Réforme du Code du travail : les changements à prévoir

Réforme du Code du travail : les changements à prévoir
Les ordonnances devraient être publiées au Journal officiel fin septembre. - © Charles Platiau - Reuters

Après les députés, les sénateurs ont adopté, mercredi 2 août, le projet de loi d’habilitation à réformer le Code du travail par ordonnances. Le point sur les réformes attendues pour la rentrée.

Le gouvernement pourra bien légiférer par ordonnances sur le Code du travail. Mercredi 2 août, le Sénat a adopté par 225 voix contre 109 le projet de loi d’habilitation à prendre par ordonnances les mesures visant à « donner plus de liberté et plus de protection » aux entreprises et aux salariés. La veille, l’Assemblée nationale avait déjà voté le texte, issu d’un compromis établi en commission mixte paritaire (7 sénateurs, 7 députés).

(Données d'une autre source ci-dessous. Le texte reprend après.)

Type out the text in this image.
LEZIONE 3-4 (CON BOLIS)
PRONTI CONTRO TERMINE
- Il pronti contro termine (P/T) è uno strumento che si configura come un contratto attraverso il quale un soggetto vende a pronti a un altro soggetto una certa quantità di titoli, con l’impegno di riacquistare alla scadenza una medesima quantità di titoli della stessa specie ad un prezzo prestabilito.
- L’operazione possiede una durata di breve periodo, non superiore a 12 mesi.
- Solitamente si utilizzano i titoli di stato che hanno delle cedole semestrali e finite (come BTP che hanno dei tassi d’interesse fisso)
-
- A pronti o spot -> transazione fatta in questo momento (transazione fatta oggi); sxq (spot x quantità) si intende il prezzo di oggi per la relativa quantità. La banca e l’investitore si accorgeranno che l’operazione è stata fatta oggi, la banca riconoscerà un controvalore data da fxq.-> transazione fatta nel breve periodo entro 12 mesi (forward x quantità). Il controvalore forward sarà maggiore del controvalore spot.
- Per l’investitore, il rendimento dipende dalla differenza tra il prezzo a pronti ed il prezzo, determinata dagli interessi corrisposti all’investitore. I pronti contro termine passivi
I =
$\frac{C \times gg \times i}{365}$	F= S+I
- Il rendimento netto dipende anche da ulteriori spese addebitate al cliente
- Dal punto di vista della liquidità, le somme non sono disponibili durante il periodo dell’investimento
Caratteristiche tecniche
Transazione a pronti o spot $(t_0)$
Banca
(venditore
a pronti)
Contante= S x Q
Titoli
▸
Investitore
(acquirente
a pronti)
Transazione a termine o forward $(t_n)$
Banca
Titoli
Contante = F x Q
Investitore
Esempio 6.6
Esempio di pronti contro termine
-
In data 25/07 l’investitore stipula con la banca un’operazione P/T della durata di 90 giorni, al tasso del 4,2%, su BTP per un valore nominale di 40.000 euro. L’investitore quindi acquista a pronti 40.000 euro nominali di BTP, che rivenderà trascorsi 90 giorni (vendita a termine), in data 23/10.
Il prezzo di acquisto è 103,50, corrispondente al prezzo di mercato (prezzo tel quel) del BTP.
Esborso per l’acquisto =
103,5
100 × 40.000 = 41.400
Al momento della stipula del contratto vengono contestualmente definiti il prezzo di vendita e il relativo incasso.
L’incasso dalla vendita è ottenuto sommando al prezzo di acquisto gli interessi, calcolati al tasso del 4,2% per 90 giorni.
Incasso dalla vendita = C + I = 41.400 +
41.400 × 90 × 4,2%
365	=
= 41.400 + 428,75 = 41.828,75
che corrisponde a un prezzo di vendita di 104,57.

Le calendrier est serré. Le gouvernement compte rédiger et envoyer, pour le 28 août au plus tard, les ordonnances au Conseil d’Etat, qui doit donner son avis. Elles seront ensuite adoptées en Conseil des ministres et publiées au Journal officiel autour du 25 septembre. Elles entreront en vigueur dès le lendemain. Voici les principales mesures qui pourront être prises par ordonnances.

Un barème des indemnités prud’homales en cas de licenciement abusif

Concernant les indemnités prud’homales en cas de licenciement abusif (sans cause réelle ni sérieuse), elles seront plafonnées selon l’ancienneté, hormis en cas de discrimination et de harcèlement. « Selon les sources syndicales, le plafond pourrait être d’un mois par année d’ancienneté, dans la limite de 12 à 20 mois », précise l’AFP.

L’exécutif souhaite également « harmoniser et réduire les délais de recours aux prud’hommes ». Ils sont actuellement d’un an pour un licenciement économique et de deux ans pour les autres.

Les indemnités légales touchées par tous les salariés licenciés, hors faute grave, seront augmentées. Le niveau de la hausse n’est pas encore arrêté. Les salariés ayant moins d’un an d’ancienneté toucheront également des indemnités.

Plans de sauvegarde de l’emploi

Par ailleurs, dans le cadre d’une procédure de licenciement économique, les difficultés d’une entreprise appartenant à un groupe international seront appréciées au niveau national, et non plus mondial.

Le gouvernement entend moduler le seuil de déclenchement des plans de sauvegarde de l’emploi (PSE) en fonction de la taille de l’entreprise. Aujourd’hui, un PSE, qui implique la consultation des représentants du personnel et des mesures de reclassement, est obligatoire dans les entreprises de plus de 50 salariés qui licencient pour motif économique plus de 10 salariés sur une période de 30 jours. Le droit européen permet de relever le seuil jusqu’à 30 licenciements.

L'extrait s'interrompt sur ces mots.